I tend to spend more when I'm happy, and I'm happiest when I'm spending for my loved ones. A quick review of my credit card bill showed that I tend to spend the most in Toy Kingdom more than any store. The usual story is that I would go to Toy Kingdom to buy a gift for an upcoming birthday party we're invited to, and I see something cute that I know my son or nephews will like and include that in my cart. The situation becomes worse when I have my son with me and he takes a liking to a toy and it's not really that expensive, so what's 200-300p more right?
It's also the same with eating out with friends and family. I get so happy spending time with them that I don't think twice about footing the bill, that is until my credit card statement comes it. Ulp.

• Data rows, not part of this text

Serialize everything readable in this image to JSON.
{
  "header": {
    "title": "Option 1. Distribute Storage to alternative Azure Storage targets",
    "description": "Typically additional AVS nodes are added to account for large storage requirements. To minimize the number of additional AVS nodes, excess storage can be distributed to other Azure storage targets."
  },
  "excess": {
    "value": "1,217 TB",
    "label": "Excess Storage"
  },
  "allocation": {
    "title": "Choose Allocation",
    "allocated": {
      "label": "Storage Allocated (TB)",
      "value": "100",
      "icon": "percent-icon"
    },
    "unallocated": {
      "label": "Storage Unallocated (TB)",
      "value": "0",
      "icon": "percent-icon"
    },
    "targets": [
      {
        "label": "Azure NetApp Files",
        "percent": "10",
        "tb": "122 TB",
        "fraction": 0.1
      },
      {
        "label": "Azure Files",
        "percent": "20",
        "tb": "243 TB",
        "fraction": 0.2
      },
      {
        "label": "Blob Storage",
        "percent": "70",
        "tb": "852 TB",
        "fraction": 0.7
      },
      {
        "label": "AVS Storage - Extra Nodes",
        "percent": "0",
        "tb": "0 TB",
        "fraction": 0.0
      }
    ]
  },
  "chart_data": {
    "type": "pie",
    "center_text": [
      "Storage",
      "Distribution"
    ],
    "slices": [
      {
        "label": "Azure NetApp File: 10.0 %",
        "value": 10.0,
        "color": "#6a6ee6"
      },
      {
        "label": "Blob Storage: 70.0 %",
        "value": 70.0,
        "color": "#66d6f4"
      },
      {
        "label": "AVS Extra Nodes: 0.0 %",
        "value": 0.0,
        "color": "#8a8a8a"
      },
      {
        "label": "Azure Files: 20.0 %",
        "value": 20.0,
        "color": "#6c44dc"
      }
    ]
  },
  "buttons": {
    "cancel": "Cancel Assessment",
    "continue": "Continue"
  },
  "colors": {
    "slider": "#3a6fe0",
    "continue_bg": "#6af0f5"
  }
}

As for aspirational spending, this is where the stack of books I have yet to read comes in. I buy books and picture myself in a coffee shop, leisurely going through my new book or leafing through the pages of a cookbook, diligently planning the following week's menu. But the truth is, I only get to read a few pages each week while I'm scarfing down my breakfast right before I get ready for work. And forget about having a weekly menu. At most, my husband or the yaya comes up with 3-4 viands that we eat and reheat throughout the week. I'm sadly just a domestic goddess wannabe.

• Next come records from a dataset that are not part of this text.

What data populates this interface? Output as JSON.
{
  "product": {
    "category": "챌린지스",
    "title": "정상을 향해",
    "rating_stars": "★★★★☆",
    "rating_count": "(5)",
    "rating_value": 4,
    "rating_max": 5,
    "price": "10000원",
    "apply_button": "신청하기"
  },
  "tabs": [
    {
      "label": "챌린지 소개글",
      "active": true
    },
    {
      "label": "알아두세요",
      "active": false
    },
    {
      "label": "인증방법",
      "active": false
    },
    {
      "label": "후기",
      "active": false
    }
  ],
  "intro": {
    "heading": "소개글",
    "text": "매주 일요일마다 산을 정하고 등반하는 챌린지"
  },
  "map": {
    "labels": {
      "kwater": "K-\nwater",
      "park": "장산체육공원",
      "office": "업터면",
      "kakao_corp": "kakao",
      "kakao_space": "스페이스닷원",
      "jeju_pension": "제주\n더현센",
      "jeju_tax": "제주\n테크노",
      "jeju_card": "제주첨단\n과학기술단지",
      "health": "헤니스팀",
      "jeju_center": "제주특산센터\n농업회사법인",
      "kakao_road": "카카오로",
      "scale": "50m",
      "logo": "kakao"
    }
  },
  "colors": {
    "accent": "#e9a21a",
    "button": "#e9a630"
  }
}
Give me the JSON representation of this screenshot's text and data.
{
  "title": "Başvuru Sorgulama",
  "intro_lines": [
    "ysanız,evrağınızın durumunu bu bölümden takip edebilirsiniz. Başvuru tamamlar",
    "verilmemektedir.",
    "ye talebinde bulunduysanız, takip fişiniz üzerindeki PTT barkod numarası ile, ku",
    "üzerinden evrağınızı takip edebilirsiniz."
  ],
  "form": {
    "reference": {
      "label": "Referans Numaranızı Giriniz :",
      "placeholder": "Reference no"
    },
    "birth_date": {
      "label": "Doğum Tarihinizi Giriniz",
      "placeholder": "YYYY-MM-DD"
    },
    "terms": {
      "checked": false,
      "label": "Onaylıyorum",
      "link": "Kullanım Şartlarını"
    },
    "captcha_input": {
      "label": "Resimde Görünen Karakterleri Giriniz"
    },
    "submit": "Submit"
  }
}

Faced with my triggers, I now make an effort to think through my purchases and not let my emotions get the better of me. For example, I'm attending a wedding soon and since I know my wardrobe inside and out, I know that I really don't have anything appropriate to wear. But instead of picking up the first dress that looked good on me (price: Php2,000), I shopped around some more and came upon a rose printed sheath dress on sale for Php850.
It was a little loose along the sides but I knew that my trusty modista could easily bring in the excess fabric to make it fit. And paired with a blazer or cardigan, I could even wear it to work. Smart shopper alert!
It's honestly a constant struggle having to deal with my spending demons. Most of the time I can rein in my spending, but there are those days when I am plagued with shopper's remorse and find myself with another pair of cheap sandals or yet another striped top. But now instead of cursing myself, I treat each slip-up as a learning experience and move on, while taking the time to celebrate my own successes as well.
I wish I could end this post with some sort of fantastic anecdote but I don't have any. Like an addict, everyday I have to deal with my spending issues and sometimes the best way is to avoid my triggers altogether so that means minimizing mall trips, unsubscribing from shopping sites and creating goals that will divert my attention from accumulating more things. Whatever works.